Demiralp, enflasyon beklentilerinde kalıcı bir düşüş sağlanmadan gelen ‘sabırsız faiz indirimlerinin’ fiyat istikrarı için yeterli olmadığını söylüyor:
“Enflasyon düşmeden gelen faiz indirimleri bir noktadan sonra dolarizasyonu, sermaye çıkışını tetikliyor ve bugün başladığımız noktaya geri geldiğimiz bir süreci yaşıyoruz.”
Demiralp’e göre yapılması gereken günü kurtaracak kısa vadeli çözümler yerine fiyat istikrarı gibi uzun vadeli çözümlere odaklanmak ve enflasyon beklentilerini kalıcı olarak düşürmek.

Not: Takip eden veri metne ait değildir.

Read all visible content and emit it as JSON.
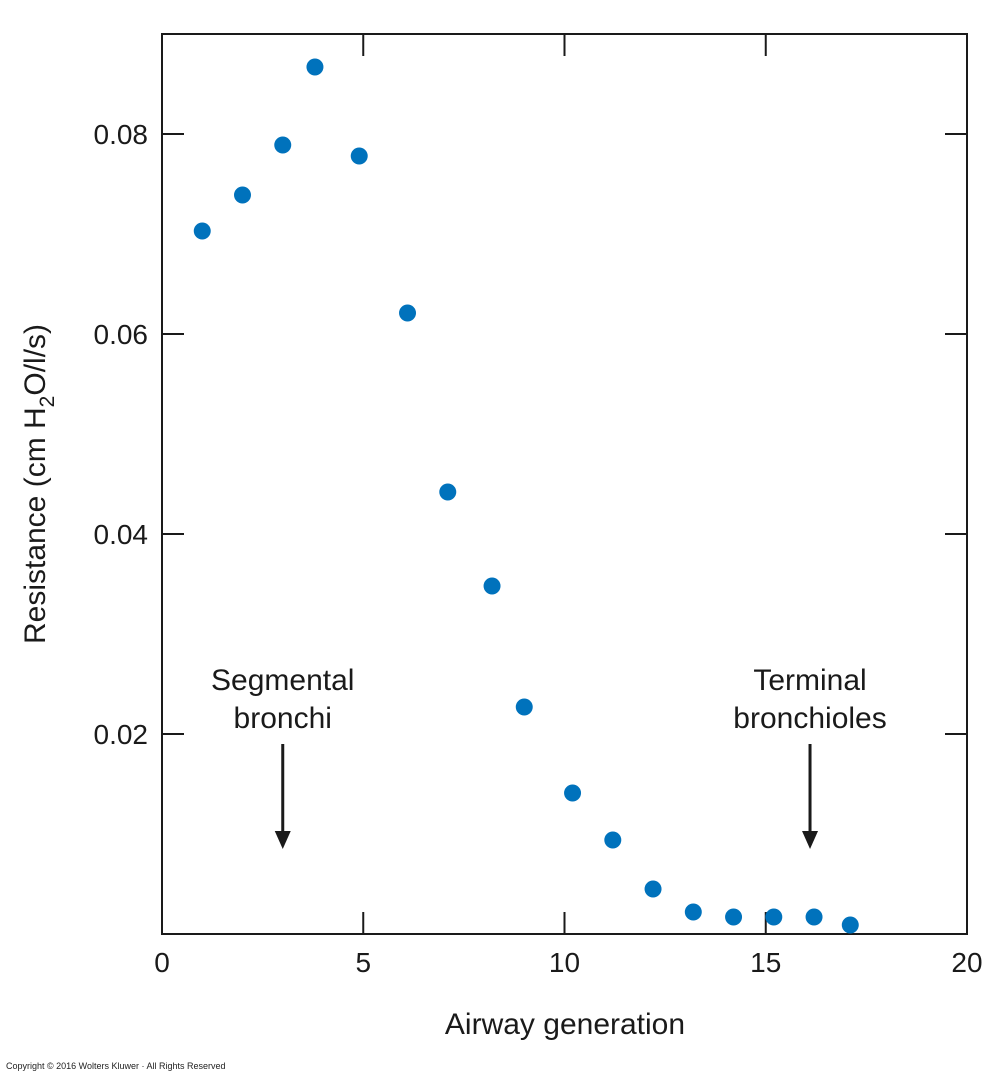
{
  "chart_data": {
    "type": "scatter",
    "xlabel": "Airway generation",
    "ylabel": {
      "before_sub": "Resistance (cm H",
      "sub": "2",
      "after_sub": "O/l/s)"
    },
    "xlim": [
      0,
      20
    ],
    "ylim": [
      0,
      0.09
    ],
    "xticks": [
      0,
      5,
      10,
      15,
      20
    ],
    "xtick_labels": [
      "0",
      "5",
      "10",
      "15",
      "20"
    ],
    "yticks": [
      0.02,
      0.04,
      0.06,
      0.08
    ],
    "ytick_labels": [
      "0.02",
      "0.04",
      "0.06",
      "0.08"
    ],
    "grid": false,
    "marker_color": "#0072bc",
    "points": [
      {
        "x": 1,
        "y": 0.0703
      },
      {
        "x": 2,
        "y": 0.0739
      },
      {
        "x": 3,
        "y": 0.0789
      },
      {
        "x": 3.8,
        "y": 0.0867
      },
      {
        "x": 4.9,
        "y": 0.0778
      },
      {
        "x": 6.1,
        "y": 0.0621
      },
      {
        "x": 7.1,
        "y": 0.0442
      },
      {
        "x": 8.2,
        "y": 0.0348
      },
      {
        "x": 9,
        "y": 0.0227
      },
      {
        "x": 10.2,
        "y": 0.0141
      },
      {
        "x": 11.2,
        "y": 0.0094
      },
      {
        "x": 12.2,
        "y": 0.0045
      },
      {
        "x": 13.2,
        "y": 0.0022
      },
      {
        "x": 14.2,
        "y": 0.0017
      },
      {
        "x": 15.2,
        "y": 0.0017
      },
      {
        "x": 16.2,
        "y": 0.0017
      },
      {
        "x": 17.1,
        "y": 0.0009
      }
    ],
    "annotations": [
      {
        "lines": [
          "Segmental",
          "bronchi"
        ],
        "x": 3,
        "arrow_to_y": 0.0085
      },
      {
        "lines": [
          "Terminal",
          "bronchioles"
        ],
        "x": 16.1,
        "arrow_to_y": 0.0085
      }
    ]
  },
  "copyright": "Copyright © 2016 Wolters Kluwer · All Rights Reserved"
}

Bunun için de faiz artışlarının enflasyonu düşürmek için kullanılan bir politika hamlesi olduğuna hükümetin ikna olması gerekiyor.
Dolarizasyon ve rezervlere vurgu
Merkez Bankası’nın faiz kararını açıkladığı metinde, “Tüm fonlamanın temel politika aracı olan bir hafta vadeli repo faiz oranı üzerinden yapılmasına karar vermiştir” denildi.

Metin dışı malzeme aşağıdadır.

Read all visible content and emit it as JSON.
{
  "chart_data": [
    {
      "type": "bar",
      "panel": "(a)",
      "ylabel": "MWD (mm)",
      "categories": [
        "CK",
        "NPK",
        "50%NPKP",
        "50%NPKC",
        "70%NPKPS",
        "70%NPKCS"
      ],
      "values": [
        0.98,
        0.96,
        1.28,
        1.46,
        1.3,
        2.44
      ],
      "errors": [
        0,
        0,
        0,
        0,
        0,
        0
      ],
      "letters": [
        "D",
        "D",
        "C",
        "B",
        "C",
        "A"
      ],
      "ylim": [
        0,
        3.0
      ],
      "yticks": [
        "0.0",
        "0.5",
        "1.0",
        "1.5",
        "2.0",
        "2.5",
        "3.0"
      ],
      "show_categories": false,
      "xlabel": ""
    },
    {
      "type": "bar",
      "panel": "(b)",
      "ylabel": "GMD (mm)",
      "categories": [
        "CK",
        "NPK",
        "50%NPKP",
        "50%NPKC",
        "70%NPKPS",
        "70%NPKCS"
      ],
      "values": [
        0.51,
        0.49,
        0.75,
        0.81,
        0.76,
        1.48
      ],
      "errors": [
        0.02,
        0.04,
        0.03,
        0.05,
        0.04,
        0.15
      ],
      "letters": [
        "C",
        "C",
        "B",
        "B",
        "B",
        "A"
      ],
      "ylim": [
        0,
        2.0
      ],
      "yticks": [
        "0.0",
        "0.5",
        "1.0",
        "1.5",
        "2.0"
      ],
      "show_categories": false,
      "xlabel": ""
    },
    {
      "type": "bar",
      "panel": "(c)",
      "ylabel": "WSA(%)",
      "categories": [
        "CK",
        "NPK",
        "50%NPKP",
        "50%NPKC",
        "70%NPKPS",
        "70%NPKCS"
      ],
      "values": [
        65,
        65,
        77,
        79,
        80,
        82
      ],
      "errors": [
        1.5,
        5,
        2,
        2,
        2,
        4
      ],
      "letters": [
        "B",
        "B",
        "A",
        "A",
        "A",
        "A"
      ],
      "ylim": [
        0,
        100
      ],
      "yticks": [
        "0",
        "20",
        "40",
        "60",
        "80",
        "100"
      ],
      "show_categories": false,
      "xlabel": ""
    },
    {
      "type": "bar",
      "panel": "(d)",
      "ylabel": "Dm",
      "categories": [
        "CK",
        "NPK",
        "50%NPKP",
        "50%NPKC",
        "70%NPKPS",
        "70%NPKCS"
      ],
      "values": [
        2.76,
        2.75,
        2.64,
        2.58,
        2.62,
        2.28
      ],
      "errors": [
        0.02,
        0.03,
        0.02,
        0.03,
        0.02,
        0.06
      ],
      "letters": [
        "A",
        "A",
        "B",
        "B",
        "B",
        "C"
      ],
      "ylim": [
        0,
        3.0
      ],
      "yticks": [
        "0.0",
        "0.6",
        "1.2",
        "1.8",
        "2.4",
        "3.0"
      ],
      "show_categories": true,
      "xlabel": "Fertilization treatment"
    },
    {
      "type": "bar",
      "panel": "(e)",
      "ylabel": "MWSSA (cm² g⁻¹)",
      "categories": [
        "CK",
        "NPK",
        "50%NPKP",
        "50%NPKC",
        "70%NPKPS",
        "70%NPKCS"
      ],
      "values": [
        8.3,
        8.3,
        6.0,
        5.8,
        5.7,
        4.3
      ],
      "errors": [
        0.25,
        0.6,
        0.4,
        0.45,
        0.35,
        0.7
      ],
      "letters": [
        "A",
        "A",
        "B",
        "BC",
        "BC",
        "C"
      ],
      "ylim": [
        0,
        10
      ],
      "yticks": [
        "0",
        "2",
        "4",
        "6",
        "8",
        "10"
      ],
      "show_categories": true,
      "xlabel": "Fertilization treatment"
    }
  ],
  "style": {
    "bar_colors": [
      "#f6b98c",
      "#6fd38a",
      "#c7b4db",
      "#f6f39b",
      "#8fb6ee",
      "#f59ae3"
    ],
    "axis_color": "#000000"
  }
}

Bu ifade Merkez Bankası’nın faiz yönetiminde sadeleşme politikasını izlemeye devam edeceğini, fonlamanın daha çok politika faizi üzerinden gerçekleştirileceğini gösteriyor.

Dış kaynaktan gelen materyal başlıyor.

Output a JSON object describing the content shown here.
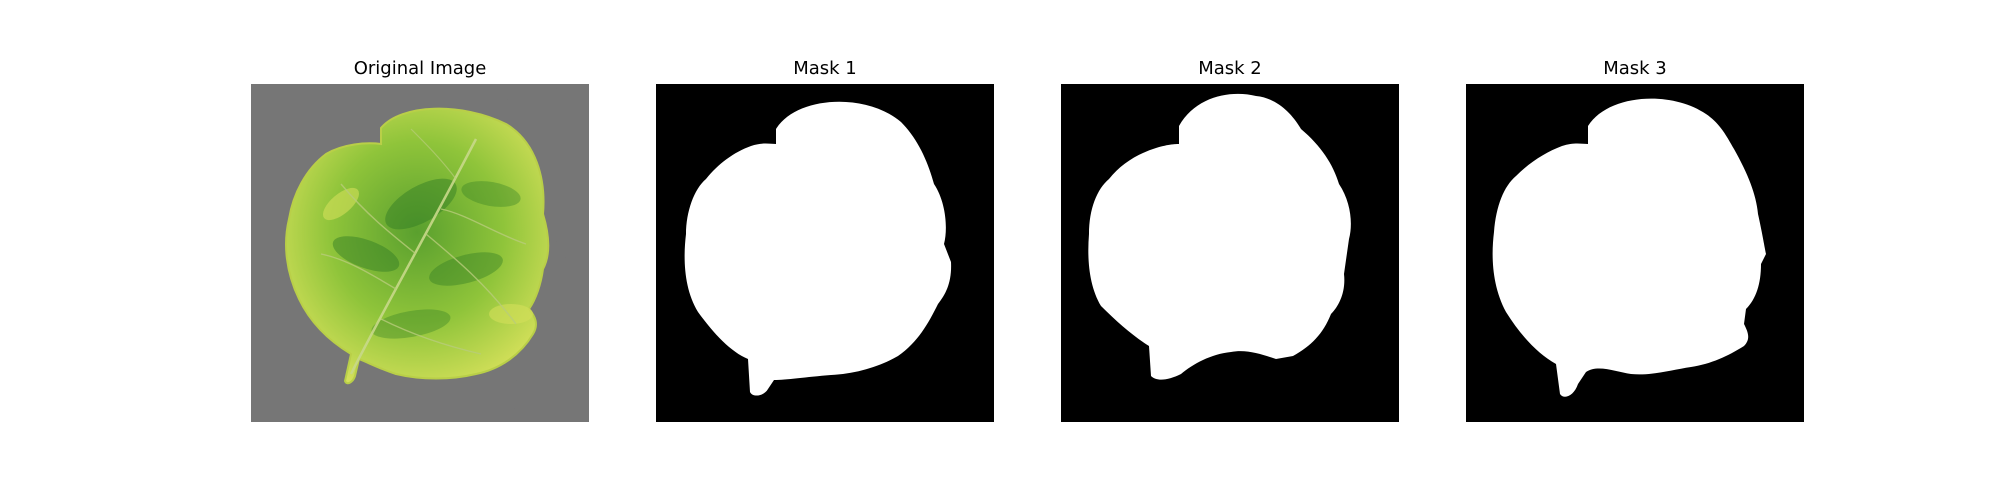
{
  "panels": [
    {
      "title": "Original Image",
      "kind": "photo"
    },
    {
      "title": "Mask 1",
      "kind": "mask"
    },
    {
      "title": "Mask 2",
      "kind": "mask"
    },
    {
      "title": "Mask 3",
      "kind": "mask"
    }
  ],
  "colors": {
    "background": "#ffffff",
    "photo_backdrop": "#7b7b7b",
    "leaf_base": "#8fc43a",
    "leaf_light": "#d4e05a",
    "leaf_dark": "#2f7a23",
    "mask_background": "#000000",
    "mask_foreground": "#ffffff"
  }
}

Analistler bu sadeleşme adımının olumlu bir gelişme olduğu görüşünde.
Merkez Bankası’nın karar metninde aynı zamanda şu ifade de yer aldı:
“Düşük enflasyon ortamının kalıcı olarak tesisinin, ülke risk primlerinin düşmesi, dolarizasyon eğiliminin tersine dönmesi, döviz rezervlerinin artış eğilimine girmesi ve finansman maliyetlerinin kalıcı olarak gerilemesi yoluyla, makroekonomik ve finansal istikrarı olumlu etkileyeceği değerlendirilmiştir.”
Merkez Bankası, kuru baskılamak için rezervlerini sattığı gerekçesiyle uzun zamandır eleştiriliyordu.
Ekonomistler, rezervle ilgili bu ifadenin açıklama metninde yer almasını olumlu bir iletişim adımı olarak değerlendiriyor.
Diğer yandan ekonomist Arda Tunca’ya göre dolarizasyon ve rezervlerle ilgili sorunlar uzun soluklu ve doğru bir para politikasının izlenmesiyle çözülebilir.
Tunca, ancak Türkiye ekonomisinde yapısal reformların gerçekleştirilmesiyle düşük enflasyon ve düşük faiz ortamının yaratılabileceğini ifade ediyor:
“İçeride, sanayide, üretimde yapıları değiştirmemiz gerek. Dışa bağımlılığı azaltmış bir yapıya dönmemiz gerekiyor.
“Şirketler, katma değerli büyüme yaratmak ve ihracat motorlarını çalıştırmak yerine finansal hamlelerle ayakta durmaya çalıştılar. Enflasyonun üzerimizde hep baskı yaratmasının temelinde bu yatıyor.”